9.3.21

O advérbio

 


As flores, naturalmente... os graffiti, artificialmente.

O advérbio pouco acrescenta e nada modifica. É desnecessário, mas resiste, alapado permanece. Se transformado, encalha na hipálage e ficamos às voltas, a saltar de lugar... à procura da sensação, do instantâneo, do movimento…

Com o tempo, o advérbio vai esmorecendo. Cristaliza, sobretudo se o autor perder a graça ou, pior, se a graça faltar ao leitor…

Naturalmente, as flores... os graffiti, desgraçadamente.

(No dia em que o presidente voltou a tomar posse, cerimoniosamente.)

7.3.21

O garfo

 

Este garfo não tem história, pelo menos que eu conheça. Já tem uns bons anos, não se sabe quantos. 

Não posso dizer que tenha assentado praça no quartel de Abrantes, mas tal bem poderia ter acontecido, pois tempos houve em que os praças tinham de se fazer acompanhar do talher, já que as mãos, ferramenta habitual, tinham sido proibidas de fazer chegar o rancho à boca...

Este garfo é resistente, mas pode incomodar, já que há quem considere que pode deixar cair a comida por entre os dentes.

Claro que o queixoso não faz a associação  entre o garfo e a forquilha, que a mim me desperta memórias de antanho. 

Nos campos, a forquilha levantava o feno e o mato, enquanto o Diabo espreitava a oportunidade... Sim, porque o Diabo continua à espreita…

O garfo é ferramenta antiga. Dom Manuel I já a utilizaria a espaços... era privilégio das Cortes! 

Este texto é certamente absurdo.
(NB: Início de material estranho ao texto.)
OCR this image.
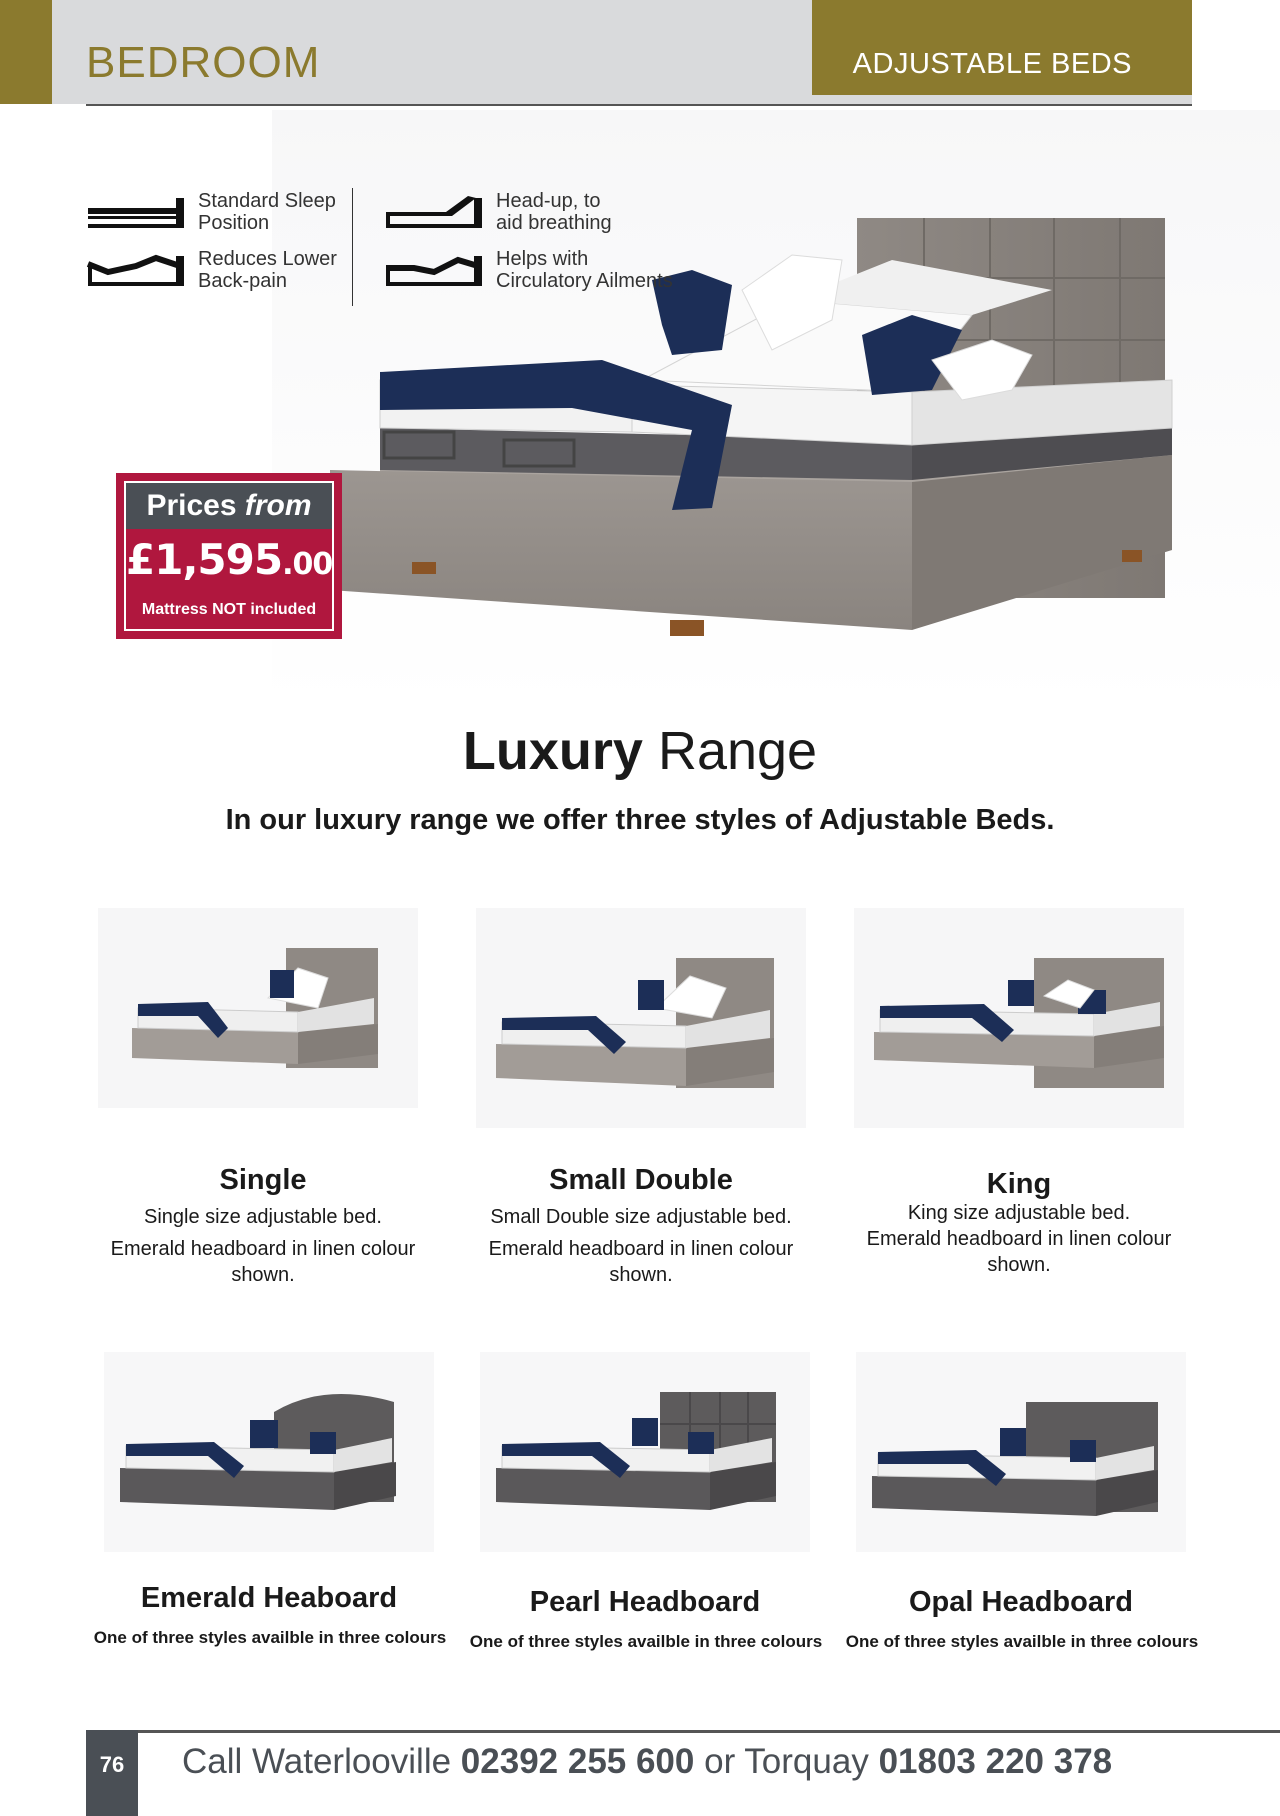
BEDROOM	ADJUSTABLE BEDS
Standard Sleep
Position
Head-up, to
aid breathing
Reduces Lower
Back-pain
Helps with
Circulatory Ailments
Prices from
£1,595.00
Mattress NOT included
Luxury Range
In our luxury range we offer three styles of Adjustable Beds.
Single
Single size adjustable bed.
Emerald headboard in linen colour
shown.
Small Double
Small Double size adjustable bed.
Emerald headboard in linen colour
shown.
King
King size adjustable bed.
Emerald headboard in linen colour
shown.
Emerald Heaboard
One of three styles availble in three colours
Pearl Headboard
One of three styles availble in three colours
Opal Headboard
One of three styles availble in three colours
76	Call Waterlooville 02392 255 600 or Torquay 01803 220 378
De facto, escrevo-o para não reagir à tese da mente civilizadora, mas racista,  do Mefistófeles queirosiano. 

Pobre e inútil ironia!

5.3.21

Contra a desinformação

Zhang Zhan
  O combate silencioso                                                   

Parece que ninguém quer saber… Uns porque já deixaram de pensar; outros porque preferem os negócios e bajular os poderosos.

3.3.21

Se está preocupado...

 

Se está preocupado, continue a leitura ou, caso o não esteja, fique por aqui, não se aborreça: 

A PREOCUPAÇÃO:

Quando eu tomo posso de alguém, de nada lhe vale o mundo inteiro; cobrem-no trevas eternas, o sol não se levanta nem tem ocaso para ele; os seus sentidos, por perfeitos que sejam, estão cobertos de véus e de trevas. De todos os tesouros, nada sabe possuir; felicidade e desgraça tornam-se caprichos. Morre de fome no seio da abundância. Sejam delícias ou tormentos, deixa tudo para amanhã. Nada espera do futuro e deixa de ter presente. Goethe, Fausto 

28.2.21

Uma gota de sangue!

 


Do que observo e da informação que vou colhendo, parece que o confinamento já teve melhores dias. Nas ruas e nos jardins, a circulação é contínua, em modo familiar - a pé ou de bicicleta, com ou sem perro. Não vivêssemos no seculo XXI, e pensaria que tudo o que está a acontecer seria ação de Mefistófeles…

Uma gota de sangue, em troca de um remoçamento, de uma conversa de circunstância, de um chega para cá, com ou sem selfie.

Uma gota de sangue, e o cansaço desaparece no paredão, mesmo que não muito longe se acumulem os caixões…

25.2.21

Apontamento de fevereiro

 

Insatisfeito com as notícias que vou recebendo, regresso ao FAUSTO.
Foi em 2013 que me iniciei na leitura de Goethe, embora em tempos já tivesse lido As Mágoas do Jovem Werther.
Esta abordagem surge-me como primeira, apesar deste blogue, se consultado, assegurar o contrário. Se nem eu próprio me lembro do que fui escrevendo!
De qualquer modo, já não me interessa decifrar o significado global da obra… apenas começo a dar atenção a certas reflexões que as personagens vão expondo. Por exemplo:

O Senhor: - Nada mais tens a dizer-nos? Nunca virás senão para te queixar? E, na tua opinião, nada há de bom sobre a terra?

Mefistófeles: Nada, Senhor: tudo corre perfeitamente mal, como sempre; os homens fazem-me pena nos seus dias de miséria, a tal ponto que sinto remorsos de atormentar a pobre espécie humana.

23.2.21

O círculo maldito

 




A Associação de estudantes da Escola Secundária de Camões organizou um debate sobre a escravatura e o racismo no Zoom. A certa altura o ecrã foi invadido por suásticas, ameaças racistas, saudações nazis e imagens violentas.




Pouco interessa a ponte e quem a atravessa. 

O olhar fixa-se num círculo bem delimitado, alheio ao curso do dia...

Talvez a noite desperte para um círculo maior, embora indistinto.

A nódoa, sim, devia perturbar o olhar.